Perché se la vocazione dei Dem è ancora quella di governare il Paese, con una piattaforma politica tutta spostata “a sinistra” potrebbe mai porsi come alternativa a Giorgia Meloni ed al Centrodestra?

Francamente io penso di no, e quei voti in più potrebbero al massimo garantire a Elly Schlein un po’ di sopravvivenza in più alla Segreteria, e forse a dare un po’ di slancio alla sua insensata (a mio avviso) rincorsa con Giuseppe Conte.

Come tutti coloro che si occupano di politica sanno bene, per governare bisogna anche prendere i voti dell’elettorato di “centro”, ed il massimalismo “schleiniano”, che promette al ceto medio “più tasse” e patrimoniali,  non è certo il miglior biglietto da visita per convincere questi cittadini.

In conclusione, io penso che se la segreteria Schlein, che indubbiamente si gioca il tutto e per tutto alle imminenti Europee, non deciderà di invertire la rotta dell’alleanza con i pentastellati (il mitico “campo largo” di fatto rifiutato da Conte), ed insisterà nel rivendicare solo il perseguimento ottuso delle politiche Green, nella difesa dei diritti di tutte le minoranze, a firmare i referendum “fuori dal tempo” proposti dalla Cgil, assumendo sempre più le fattezze di un partito radicale ma “non di massa”, come profetizzò il filosofo cattolico Augusto Del Noce negli anni ’ 70, faticherà a trovare un Furio Camillo che possa sconfiggere i Galli e scacciarli dalle mura di Roma (metafora del Governo dei patrioti ovviamente).

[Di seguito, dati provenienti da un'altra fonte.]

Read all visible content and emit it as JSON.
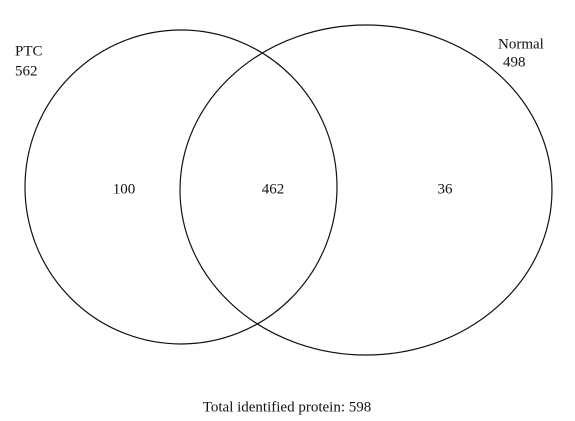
{
  "sets": [
    {
      "name": "PTC",
      "count": "562"
    },
    {
      "name": "Normal",
      "count": "498"
    }
  ],
  "regions": {
    "only_first": "100",
    "both": "462",
    "only_second": "36"
  },
  "total": "Total identified protein: 598"
}
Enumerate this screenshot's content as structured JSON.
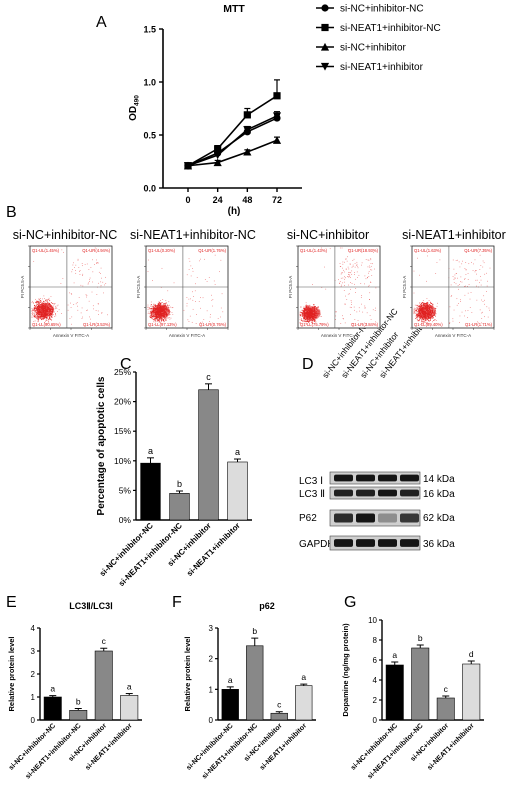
{
  "panels": {
    "A": "A",
    "B": "B",
    "C": "C",
    "D": "D",
    "E": "E",
    "F": "F",
    "G": "G"
  },
  "colors": {
    "black": "#000000",
    "dark": "#1a1a1a",
    "gray_mid": "#888888",
    "gray_light": "#b8b8b8",
    "gray_pale": "#dcdcdc",
    "facs_red": "#e02020"
  },
  "chart_data": [
    {
      "id": "A",
      "type": "line",
      "title": "MTT",
      "xlabel": "(h)",
      "ylabel": "OD",
      "ylabel_sub": "490",
      "x": [
        0,
        24,
        48,
        72
      ],
      "xticks": [
        "0",
        "24",
        "48",
        "72"
      ],
      "ylim": [
        0,
        1.5
      ],
      "yticks": [
        "0.0",
        "0.5",
        "1.0",
        "1.5"
      ],
      "legend": "right",
      "series": [
        {
          "name": "si-NC+inhibitor-NC",
          "marker": "circle",
          "values": [
            0.21,
            0.33,
            0.53,
            0.66
          ],
          "errors": [
            0.02,
            0.02,
            0.03,
            0.03
          ]
        },
        {
          "name": "si-NEAT1+inhibitor-NC",
          "marker": "square",
          "values": [
            0.21,
            0.37,
            0.69,
            0.87
          ],
          "errors": [
            0.02,
            0.03,
            0.06,
            0.15
          ]
        },
        {
          "name": "si-NC+inhibitor",
          "marker": "triangle-up",
          "values": [
            0.21,
            0.24,
            0.34,
            0.45
          ],
          "errors": [
            0.02,
            0.02,
            0.02,
            0.03
          ]
        },
        {
          "name": "si-NEAT1+inhibitor",
          "marker": "triangle-down",
          "values": [
            0.21,
            0.31,
            0.55,
            0.68
          ],
          "errors": [
            0.02,
            0.02,
            0.03,
            0.04
          ]
        }
      ]
    },
    {
      "id": "C",
      "type": "bar",
      "ylabel": "Percentage of apoptotic cells",
      "categories": [
        "si-NC+inhibitor-NC",
        "si-NEAT1+inhibitor-NC",
        "si-NC+inhibitor",
        "si-NEAT1+inhibitor"
      ],
      "values": [
        9.6,
        4.5,
        22.0,
        9.8
      ],
      "errors": [
        0.9,
        0.4,
        1.0,
        0.5
      ],
      "letters": [
        "a",
        "b",
        "c",
        "a"
      ],
      "ylim": [
        0,
        25
      ],
      "yticks": [
        "0%",
        "5%",
        "10%",
        "15%",
        "20%",
        "25%"
      ]
    },
    {
      "id": "E",
      "type": "bar",
      "title": "LC3Ⅱ/LC3Ⅰ",
      "ylabel": "Relative protein level",
      "categories": [
        "si-NC+inhibitor-NC",
        "si-NEAT1+inhibitor-NC",
        "si-NC+inhibitor",
        "si-NEAT1+inhibitor"
      ],
      "values": [
        1.0,
        0.42,
        3.0,
        1.07
      ],
      "errors": [
        0.06,
        0.08,
        0.12,
        0.08
      ],
      "letters": [
        "a",
        "b",
        "c",
        "a"
      ],
      "ylim": [
        0,
        4
      ],
      "yticks": [
        "0",
        "1",
        "2",
        "3",
        "4"
      ]
    },
    {
      "id": "F",
      "type": "bar",
      "title": "p62",
      "ylabel": "Relative protein level",
      "categories": [
        "si-NC+inhibitor-NC",
        "si-NEAT1+inhibitor-NC",
        "si-NC+inhibitor",
        "si-NEAT1+inhibitor"
      ],
      "values": [
        1.0,
        2.42,
        0.22,
        1.12
      ],
      "errors": [
        0.08,
        0.25,
        0.05,
        0.05
      ],
      "letters": [
        "a",
        "b",
        "c",
        "a"
      ],
      "ylim": [
        0,
        3
      ],
      "yticks": [
        "0",
        "1",
        "2",
        "3"
      ]
    },
    {
      "id": "G",
      "type": "bar",
      "ylabel": "Dopamine (ng/mg protein)",
      "categories": [
        "si-NC+inhibitor-NC",
        "si-NEAT1+inhibitor-NC",
        "si-NC+inhibitor",
        "si-NEAT1+inhibitor"
      ],
      "values": [
        5.5,
        7.2,
        2.2,
        5.6
      ],
      "errors": [
        0.3,
        0.3,
        0.2,
        0.3
      ],
      "letters": [
        "a",
        "b",
        "c",
        "d"
      ],
      "ylim": [
        0,
        10
      ],
      "yticks": [
        "0",
        "2",
        "4",
        "6",
        "8",
        "10"
      ]
    }
  ],
  "flow": {
    "x_axis_label": "Annexin V FITC-A",
    "y_axis_label": "PI PC5.5-A",
    "panels": [
      {
        "title": "si-NC+inhibitor-NC",
        "ul": "Q1-UL(1.45%)",
        "ur": "Q1-UR(4.94%)",
        "ll": "Q1-LL(90.65%)",
        "lr": "Q1-LR(3.53%)"
      },
      {
        "title": "si-NEAT1+inhibitor-NC",
        "ul": "Q1-UL(0.20%)",
        "ur": "Q1-UR(1.76%)",
        "ll": "Q1-LL(97.13%)",
        "lr": "Q1-LR(0.76%)"
      },
      {
        "title": "si-NC+inhibitor",
        "ul": "Q1-UL(1.43%)",
        "ur": "Q1-UR(18.93%)",
        "ll": "Q1-LL(75.79%)",
        "lr": "Q1-LR(3.84%)"
      },
      {
        "title": "si-NEAT1+inhibitor",
        "ul": "Q1-UL(1.63%)",
        "ur": "Q1-UR(7.26%)",
        "ll": "Q1-LL(89.40%)",
        "lr": "Q1-LR(1.71%)"
      }
    ]
  },
  "western": {
    "lanes": [
      "si-NC+inhibitor-NC",
      "si-NEAT1+inhibitor-NC",
      "si-NC+inhibitor",
      "si-NEAT1+inhibitor"
    ],
    "rows": [
      {
        "name": "LC3 Ⅰ",
        "kda": "14 kDa",
        "intensity": [
          0.95,
          0.95,
          0.95,
          0.95
        ]
      },
      {
        "name": "LC3 Ⅱ",
        "kda": "16 kDa",
        "intensity": [
          0.9,
          0.9,
          0.95,
          0.9
        ]
      },
      {
        "name": "P62",
        "kda": "62 kDa",
        "intensity": [
          0.85,
          0.95,
          0.4,
          0.8
        ]
      },
      {
        "name": "GAPDH",
        "kda": "36 kDa",
        "intensity": [
          0.95,
          0.95,
          0.95,
          0.95
        ]
      }
    ]
  }
}
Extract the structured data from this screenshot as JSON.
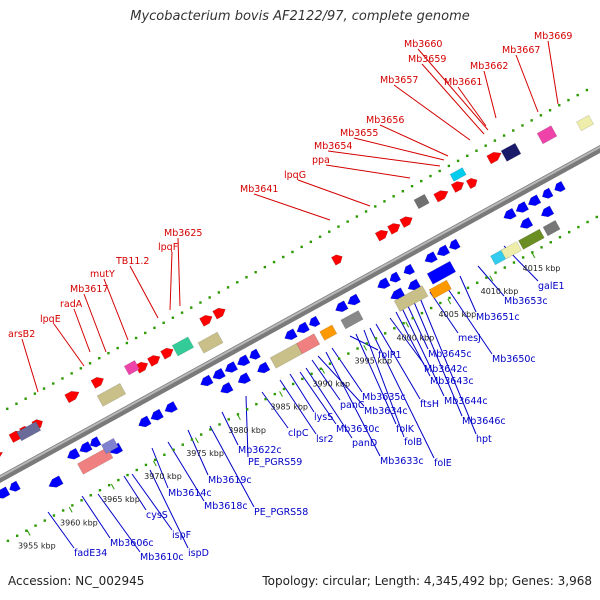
{
  "title": "Mycobacterium bovis AF2122/97, complete genome",
  "accession": "Accession: NC_002945",
  "summary": "Topology: circular; Length: 4,345,492 bp; Genes: 3,968",
  "colors": {
    "forward_label": "#d40000",
    "reverse_label": "#0000c8",
    "backbone": "#8a8a8a",
    "forward_gene": "#ff0000",
    "reverse_gene": "#0000ff",
    "track_dots": "#2a9a00"
  },
  "ticks": [
    "3955 kbp",
    "3960 kbp",
    "3965 kbp",
    "3970 kbp",
    "3975 kbp",
    "3980 kbp",
    "3985 kbp",
    "3990 kbp",
    "3995 kbp",
    "4000 kbp",
    "4005 kbp",
    "4010 kbp",
    "4015 kbp"
  ],
  "top_labels": [
    "arsB2",
    "lpqE",
    "radA",
    "Mb3617",
    "mutY",
    "TB11.2",
    "lpqF",
    "Mb3625",
    "Mb3641",
    "lpqG",
    "ppa",
    "Mb3654",
    "Mb3655",
    "Mb3656",
    "Mb3657",
    "Mb3659",
    "Mb3660",
    "Mb3661",
    "Mb3662",
    "Mb3667",
    "Mb3669"
  ],
  "bottom_labels": [
    "fadE34",
    "Mb3606c",
    "Mb3610c",
    "cysS",
    "ispF",
    "ispD",
    "Mb3614c",
    "Mb3618c",
    "Mb3619c",
    "PE_PGRS58",
    "Mb3622c",
    "PE_PGRS59",
    "clpC",
    "lsr2",
    "lysS",
    "Mb3630c",
    "panD",
    "panC",
    "Mb3634c",
    "Mb3633c",
    "Mb3635c",
    "folP1",
    "folK",
    "folB",
    "folE",
    "ftsH",
    "Mb3642c",
    "Mb3643c",
    "Mb3644c",
    "Mb3645c",
    "Mb3646c",
    "hpt",
    "mesJ",
    "Mb3650c",
    "Mb3651c",
    "Mb3653c",
    "galE1"
  ]
}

E così, inevitabilmente, siamo tornati al punto di partenza. 

Ed alla domanda di quale sia il disegno e l’obiettivo finale della strategia fin qui seguita da Elly Schlein.

Per essere più chiaro: vuole dare vita ad un Partito di sinistra alleato con Conte, per creare una sorta di “cosa rossa”, un polo del tipo di “France Insoumise” di Jean Luc Mélenchon, che ritenga prioritaria la rappresentanza dei ceti più deboli ed emarginati, o in alternativa ad un partito riformista, con vista centro, che ritenga prioritaria la sfida per il governo del Paese? 

Diciotto anni fa il Pdè stato la grande novità della politica italiana, mentre oggi è vissuto nel suo stesso campo come il “grande equivoco”. 

Il partito che un tempo si definiva «di centrosinistra» ora si identifica sempre più solo come forza “di sinistra”.

Le liste presentate per le europee sono a mio avviso la visualizzazione plastica di questo equivoco, perché non puoi candidare fianco a fianco pacifisti ed atlantisti, filo-industriali e filo-sindacali, con il solo obiettivo di aumentare il bottino di voti.

Perché dopo le elezioni, già dal 10 giugno, come Giorgia Meloni si troverà a gestire promesse irrealizzabili perché incompatibili con i numeri di bilancio, così Elly Schlein dovrà pure fare sintesi, e non è certo facile gestire la coesistenza di eurodeputati che la pensano in modo diametralmente opposto su temi dirimenti come il posizionamento occidentale, e le alleanze internazionali .

Per non dire che rimane sempre aperto il problema dell’Area Popolare del Pd, che pur è stata componente essenziale per la nascita del Partito, e che mostra qualche difficoltà a riconoscersi nel nuovo corso, nella tessera del 2024 con l’effigie di Enrico Berlinguer; un disagio che traspare    da una diaspora silenziosa sui territori, dove c’è chi preferisce il centrodestra.

Se dovessi indicare, concludendo, un paio di elementi qualificanti della confusione e dell’improvvisazione (io per lo meno la chiamo così) che sembrano caratterizzare le attuali politiche del Pd non avrei dubbi:  il voto di astensione sul Patto di Stabilità in Europa,  di fatto sconfessando il Commissario con tessera Pd Paolo Gentiloni, e la firma del referendum sul Job Act.

En passant: legge quella voluta e votata da tutto il Pd, compresi Franceschini e Bersani, con l’esclusione di soli 40 coraggiosi, Gianni Cuperlo in testa, che allora era presidente del Partito, e che coerentemente si dimise. 

Ma la coerenza è un bene scarso di questi tempi al Nazareno, dove ormai convive tutto ed il suo contrario.